OJK Perketat Aturan, Pinjol Ilegal di Ujung Tanduk! AFPI Siap Gulung Praktik Nakal

JurnalPatroliNews – Jakarta – Asosiasi Fintech Pendanaan Bersama Indonesia (AFPI) menyambut positif langkah Otoritas Jasa Keuangan (OJK) yang menetapkan kebijakan baru terkait pengaturan suku bunga, batas usia penerima dana, dan kategori pemberi dana dalam industri fintech peer-to-peer lending (P2P Lending) atau lebih dikenal sebagai pinjaman online (pinjol).

Kebijakan ini menetapkan suku bunga maksimum yang lebih kompetitif, sekaligus mengatur penerima dana dengan batas usia minimum 18 tahun serta penghasilan minimal Rp3 juta per bulan. Selain itu, OJK juga memperkenalkan klasifikasi pemberi dana menjadi dua kategori, yaitu Profesional dan Non-Profesional, guna meningkatkan transparansi dan mitigasi risiko.

Ketua Umum AFPI, Entjik S. Djafar, menyatakan bahwa kebijakan ini merupakan langkah maju untuk menciptakan ekosistem fintech yang lebih sehat, berkelanjutan, dan inklusif. “Kami percaya kebijakan ini akan meningkatkan kualitas pendanaan, memberikan perlindungan yang lebih baik bagi konsumen, serta meminimalkan risiko hukum dan reputasi bagi pelaku industri,” ujarnya dalam keterangan tertulis, Minggu (5/1/2025).

Antisipasi Risiko Pinjol Ilegal
Selain mendukung kebijakan OJK, AFPI juga menekankan pentingnya penegakan hukum terhadap pinjol ilegal yang marak beroperasi. Entjik menyatakan bahwa kebijakan ini akan mempersempit ruang gerak platform pinjol ilegal yang sering kali merugikan masyarakat melalui bunga tinggi dan praktik penagihan yang melanggar hukum.

AFPI mengimbau masyarakat untuk lebih selektif dalam memilih layanan pinjaman online, memastikan bahwa platform yang digunakan telah terdaftar di OJK. “Kami terus mendorong edukasi kepada masyarakat agar memahami risiko dan manfaat pinjaman online. Dengan kebijakan baru ini, diharapkan masyarakat dapat lebih terlindungi,” tambah Entjik.

Dampak Bagi Pelaku Industri
Kebijakan baru ini diprediksi akan membawa dampak multidimensi bagi pelaku industri P2P Lending. Salah satu perubahan yang paling signifikan adalah pembagian kategori pemberi dana. Kategori Profesional mencakup individu atau institusi dengan kemampuan finansial dan pemahaman mendalam terhadap risiko, sementara Non-Profesional mencakup masyarakat umum dengan batasan tertentu untuk melindungi mereka dari risiko berlebih.

“Kami optimis bahwa langkah ini akan mendorong industri fintech di Indonesia ke arah yang lebih terukur dan terpercaya, sekaligus mendukung pertumbuhan ekonomi inklusif,” jelas Entjik.

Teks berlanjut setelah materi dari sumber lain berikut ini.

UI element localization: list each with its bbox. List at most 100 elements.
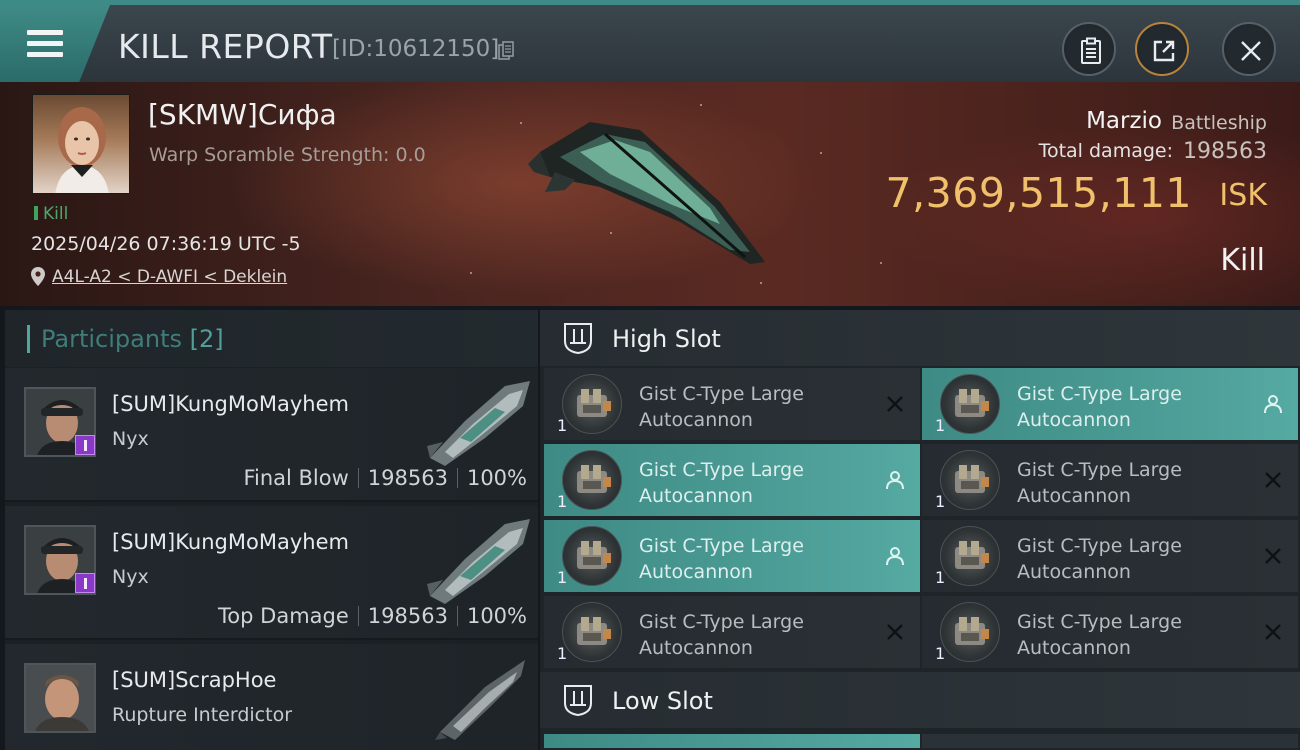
victim-ship-image bbox=[528, 122, 765, 264]
destroyed-x-icon bbox=[1265, 624, 1281, 640]
participant-avatar[interactable] bbox=[24, 663, 96, 733]
module-tile[interactable]: 1 Gist C-Type Large Autocannon bbox=[544, 596, 920, 668]
participant-percent: 100% bbox=[466, 604, 527, 628]
participant-percent: 100% bbox=[466, 466, 527, 490]
copy-icon[interactable] bbox=[498, 41, 514, 60]
kill-banner: [SKMW]Сифа Warp Soramble Strength: 0.0 K… bbox=[0, 82, 1300, 306]
isk-unit: ISK bbox=[1219, 178, 1267, 213]
role-badge-icon bbox=[75, 573, 95, 593]
low-slot-title: Low Slot bbox=[612, 687, 713, 715]
module-name: Gist C-Type Large Autocannon bbox=[639, 611, 804, 659]
participant-ship: Nyx bbox=[112, 428, 149, 450]
participant-row[interactable]: [SUM]KungMoMayhem Nyx Top Damage 198563 10… bbox=[5, 506, 538, 640]
participant-name[interactable]: [SUM]KungMoMayhem bbox=[112, 530, 349, 554]
destroyed-x-icon bbox=[1265, 472, 1281, 488]
module-name: Gist C-Type Large Autocannon bbox=[1017, 383, 1182, 431]
participant-name[interactable]: [SUM]ScrapHoe bbox=[112, 668, 276, 692]
clipboard-icon bbox=[1081, 37, 1101, 64]
participants-panel: Participants [2] [SUM]KungMoMayhem Nyx F… bbox=[5, 310, 538, 750]
share-button[interactable] bbox=[1135, 22, 1189, 76]
title-bar: KILL REPORT [ID:10612150] bbox=[0, 0, 1300, 82]
autocannon-icon bbox=[562, 526, 622, 586]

Dukungan Teknologi dan Edukasi
AFPI juga berkomitmen mendukung implementasi kebijakan ini melalui kolaborasi dengan anggota asosiasi, terutama dalam pengembangan teknologi untuk meningkatkan transparansi transaksi. Edukasi kepada konsumen dan pelaku usaha akan terus diperluas melalui kampanye digital dan seminar keuangan.

Keputusan OJK ini diharapkan dapat menjadi landasan untuk menciptakan ekosistem fintech yang lebih stabil dan inklusif, sekaligus menjaga kepercayaan masyarakat terhadap industri yang terus berkembang pesat.